I always felt stupid around Ron, but for a long time I didn't know it was stupid. I thought it was love.

When Ron and I met we were both eighteen and freshmen. The meeting was the first mistake, I think, and in this I feel like the innocent party. I did not try to meet Ron. My roommate Diane introduced us. She knew Ron because they were both super-vegetarians, the non-dairy, no eggs variety. Diane introduced me to Ron because she thought we would really hit it off, both being art majors, and boy was she right. I started feeling stupid right away.
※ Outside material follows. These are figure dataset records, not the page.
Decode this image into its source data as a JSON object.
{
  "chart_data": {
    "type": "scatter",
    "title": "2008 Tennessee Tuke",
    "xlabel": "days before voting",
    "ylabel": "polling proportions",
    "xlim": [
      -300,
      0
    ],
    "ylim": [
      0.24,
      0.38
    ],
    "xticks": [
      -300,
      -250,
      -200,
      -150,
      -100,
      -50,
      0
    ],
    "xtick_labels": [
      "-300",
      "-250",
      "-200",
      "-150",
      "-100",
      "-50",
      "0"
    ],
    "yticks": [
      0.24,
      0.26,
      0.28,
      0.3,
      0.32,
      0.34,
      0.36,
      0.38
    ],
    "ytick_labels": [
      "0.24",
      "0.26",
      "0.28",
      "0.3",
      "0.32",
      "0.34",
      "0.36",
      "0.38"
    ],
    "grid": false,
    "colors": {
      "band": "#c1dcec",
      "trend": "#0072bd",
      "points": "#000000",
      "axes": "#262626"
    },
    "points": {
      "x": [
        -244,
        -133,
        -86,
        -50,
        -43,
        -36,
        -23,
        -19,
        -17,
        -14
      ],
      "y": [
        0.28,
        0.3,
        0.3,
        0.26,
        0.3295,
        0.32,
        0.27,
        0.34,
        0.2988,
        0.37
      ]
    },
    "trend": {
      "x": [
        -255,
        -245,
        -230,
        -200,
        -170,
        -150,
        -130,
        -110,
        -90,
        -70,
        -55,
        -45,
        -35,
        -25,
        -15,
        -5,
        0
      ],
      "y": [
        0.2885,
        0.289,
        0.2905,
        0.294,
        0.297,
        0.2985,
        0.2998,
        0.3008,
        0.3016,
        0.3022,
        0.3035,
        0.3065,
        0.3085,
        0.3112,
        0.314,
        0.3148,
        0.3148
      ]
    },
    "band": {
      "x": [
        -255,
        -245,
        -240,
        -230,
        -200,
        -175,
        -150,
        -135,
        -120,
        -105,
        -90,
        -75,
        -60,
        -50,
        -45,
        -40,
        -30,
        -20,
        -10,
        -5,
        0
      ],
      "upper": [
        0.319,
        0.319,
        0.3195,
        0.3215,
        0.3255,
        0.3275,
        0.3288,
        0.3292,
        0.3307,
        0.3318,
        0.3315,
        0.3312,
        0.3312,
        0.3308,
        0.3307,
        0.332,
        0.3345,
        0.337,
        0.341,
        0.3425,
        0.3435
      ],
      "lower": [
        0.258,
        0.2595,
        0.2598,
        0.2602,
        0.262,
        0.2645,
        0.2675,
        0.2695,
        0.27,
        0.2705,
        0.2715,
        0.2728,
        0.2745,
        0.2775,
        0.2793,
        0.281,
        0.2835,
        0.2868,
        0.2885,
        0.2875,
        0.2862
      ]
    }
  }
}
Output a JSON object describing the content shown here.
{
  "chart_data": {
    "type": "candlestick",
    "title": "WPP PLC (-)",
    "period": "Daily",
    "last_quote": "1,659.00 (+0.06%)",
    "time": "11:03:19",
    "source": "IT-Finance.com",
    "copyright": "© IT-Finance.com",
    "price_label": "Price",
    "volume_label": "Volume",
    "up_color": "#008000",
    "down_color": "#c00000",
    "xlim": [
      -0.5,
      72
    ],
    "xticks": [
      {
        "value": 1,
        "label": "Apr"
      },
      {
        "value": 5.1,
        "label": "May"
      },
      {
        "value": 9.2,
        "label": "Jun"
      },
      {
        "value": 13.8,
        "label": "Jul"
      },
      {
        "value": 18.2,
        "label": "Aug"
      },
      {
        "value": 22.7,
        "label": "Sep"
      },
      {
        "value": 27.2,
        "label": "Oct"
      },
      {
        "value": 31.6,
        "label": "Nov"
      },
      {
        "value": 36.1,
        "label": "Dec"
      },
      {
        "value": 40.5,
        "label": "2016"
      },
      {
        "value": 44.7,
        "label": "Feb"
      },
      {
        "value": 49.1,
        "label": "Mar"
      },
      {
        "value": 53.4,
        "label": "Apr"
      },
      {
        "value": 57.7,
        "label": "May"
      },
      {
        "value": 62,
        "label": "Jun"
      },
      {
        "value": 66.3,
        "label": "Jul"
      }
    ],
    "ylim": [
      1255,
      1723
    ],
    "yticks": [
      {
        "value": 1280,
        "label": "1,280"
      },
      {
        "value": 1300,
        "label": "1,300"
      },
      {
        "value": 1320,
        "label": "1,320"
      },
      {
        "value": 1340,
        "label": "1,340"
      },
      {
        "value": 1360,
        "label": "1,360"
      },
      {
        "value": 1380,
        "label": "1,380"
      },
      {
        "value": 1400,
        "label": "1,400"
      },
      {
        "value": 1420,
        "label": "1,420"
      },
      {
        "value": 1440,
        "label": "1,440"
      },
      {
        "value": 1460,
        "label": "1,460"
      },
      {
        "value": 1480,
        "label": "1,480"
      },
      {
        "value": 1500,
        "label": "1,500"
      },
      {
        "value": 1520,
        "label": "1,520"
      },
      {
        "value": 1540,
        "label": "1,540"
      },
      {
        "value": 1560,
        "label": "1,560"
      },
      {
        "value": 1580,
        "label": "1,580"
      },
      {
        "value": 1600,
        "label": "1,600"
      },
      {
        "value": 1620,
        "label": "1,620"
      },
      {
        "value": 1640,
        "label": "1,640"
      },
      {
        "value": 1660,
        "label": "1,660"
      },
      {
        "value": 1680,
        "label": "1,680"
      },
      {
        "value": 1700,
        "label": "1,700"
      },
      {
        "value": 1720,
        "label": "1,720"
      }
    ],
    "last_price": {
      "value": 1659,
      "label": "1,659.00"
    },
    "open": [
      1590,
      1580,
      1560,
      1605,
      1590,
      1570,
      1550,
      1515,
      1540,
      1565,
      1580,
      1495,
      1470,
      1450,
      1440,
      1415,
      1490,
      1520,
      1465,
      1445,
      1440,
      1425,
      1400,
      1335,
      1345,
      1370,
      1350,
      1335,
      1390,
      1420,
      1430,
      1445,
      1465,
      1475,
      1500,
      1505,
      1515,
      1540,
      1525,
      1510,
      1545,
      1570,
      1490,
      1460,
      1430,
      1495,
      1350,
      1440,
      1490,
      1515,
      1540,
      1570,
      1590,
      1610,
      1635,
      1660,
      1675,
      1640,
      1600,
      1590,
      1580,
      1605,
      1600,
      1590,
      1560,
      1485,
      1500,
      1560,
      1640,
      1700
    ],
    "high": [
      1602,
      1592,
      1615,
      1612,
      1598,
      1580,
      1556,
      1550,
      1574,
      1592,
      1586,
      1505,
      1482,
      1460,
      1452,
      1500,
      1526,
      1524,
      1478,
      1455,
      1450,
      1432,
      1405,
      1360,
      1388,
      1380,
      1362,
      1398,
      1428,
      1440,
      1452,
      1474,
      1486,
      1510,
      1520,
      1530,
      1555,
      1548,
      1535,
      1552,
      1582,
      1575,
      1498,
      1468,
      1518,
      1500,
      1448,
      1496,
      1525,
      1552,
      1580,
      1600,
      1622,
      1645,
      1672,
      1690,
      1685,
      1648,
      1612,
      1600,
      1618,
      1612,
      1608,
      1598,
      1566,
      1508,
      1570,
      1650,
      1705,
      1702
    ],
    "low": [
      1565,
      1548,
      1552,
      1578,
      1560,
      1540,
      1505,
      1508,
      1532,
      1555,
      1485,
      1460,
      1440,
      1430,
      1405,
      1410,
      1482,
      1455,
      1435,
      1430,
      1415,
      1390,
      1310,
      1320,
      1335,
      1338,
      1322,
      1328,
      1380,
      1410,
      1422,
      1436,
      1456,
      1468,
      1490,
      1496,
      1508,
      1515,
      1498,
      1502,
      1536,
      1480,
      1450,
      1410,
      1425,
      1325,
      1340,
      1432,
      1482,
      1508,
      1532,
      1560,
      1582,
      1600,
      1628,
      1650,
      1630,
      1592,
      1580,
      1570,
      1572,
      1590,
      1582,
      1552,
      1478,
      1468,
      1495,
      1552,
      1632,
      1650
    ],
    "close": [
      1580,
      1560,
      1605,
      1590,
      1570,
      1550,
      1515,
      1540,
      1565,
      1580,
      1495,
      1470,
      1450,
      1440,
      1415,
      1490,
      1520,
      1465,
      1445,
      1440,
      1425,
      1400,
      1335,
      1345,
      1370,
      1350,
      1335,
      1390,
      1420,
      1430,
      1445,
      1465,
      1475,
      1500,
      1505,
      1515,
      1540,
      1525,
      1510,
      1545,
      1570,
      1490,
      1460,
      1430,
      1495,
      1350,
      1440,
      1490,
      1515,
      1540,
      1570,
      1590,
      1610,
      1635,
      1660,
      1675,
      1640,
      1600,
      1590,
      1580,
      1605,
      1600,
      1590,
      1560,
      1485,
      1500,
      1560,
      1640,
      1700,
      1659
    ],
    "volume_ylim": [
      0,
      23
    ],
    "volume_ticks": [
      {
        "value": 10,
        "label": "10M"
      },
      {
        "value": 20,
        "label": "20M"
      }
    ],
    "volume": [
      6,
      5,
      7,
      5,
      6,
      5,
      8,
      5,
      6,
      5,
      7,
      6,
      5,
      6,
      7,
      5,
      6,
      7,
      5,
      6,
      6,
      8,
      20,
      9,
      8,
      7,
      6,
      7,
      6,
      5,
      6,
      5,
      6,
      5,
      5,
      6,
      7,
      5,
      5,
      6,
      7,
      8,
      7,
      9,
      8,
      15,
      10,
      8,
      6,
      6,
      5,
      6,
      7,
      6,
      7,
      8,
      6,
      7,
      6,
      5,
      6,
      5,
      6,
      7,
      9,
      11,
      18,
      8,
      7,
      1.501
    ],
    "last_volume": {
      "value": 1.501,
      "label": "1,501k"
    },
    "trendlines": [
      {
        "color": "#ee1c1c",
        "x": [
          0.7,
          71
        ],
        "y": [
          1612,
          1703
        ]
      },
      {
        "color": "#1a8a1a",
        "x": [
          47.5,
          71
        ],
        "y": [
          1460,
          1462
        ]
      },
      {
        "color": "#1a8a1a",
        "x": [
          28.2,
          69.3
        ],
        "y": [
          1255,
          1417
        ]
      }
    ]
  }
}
The thing about Ron was, he was charming. He was smart, and cool, and handsome, and he always brought me flowers. He always told me he loved me. I believed him, I don't know why; maybe I convinced myself with sheer wishing. I needed him to love me. Just one time, I wanted the fairy tale. But see, the thing about me was, I was never as good as Ron was. I was never as smart, or as cool, or as good-looking. I wasn't as kind, or patient. I gossiped, and I messed things up all the time, and I hated the girls he had class with, the girls who made him laugh, the girls who stopped by our table in the lunch room to talk homework and to flirt. He never messed up, not in a way that he would acknowledge or anyone else could see. He flirted back, oh, you bet he did. But it was never anything concrete, never anything I could pin on him. Instead he corrected me, always gently. And for the longest time, I bought it. He had eyes that could reach down into me and make my insides seize up. His eyes made it hard to breathe, sometimes, but then he'd look away and I'd know that breathing really wasn't all that important. What was important was those eyes telling me that they loved me–even if they also told me I was mean and stupid and petty. I needed them to love me, even if they made me hate myself. His eyes made me a vegetarian, made me eat tofu and veggie burgers and pretend I enjoyed them. His eyes made me study harder, and they squelched my uncool sense of humor, and they adjusted my taste in music and clothes and friends. And if I rebelled by one percent, they looked disappointed. If I called one girl a dirty name when she couldn't even hear me anyway, they told me I was overreacting. I had to get my shit together, if I wanted to keep those eyes on me.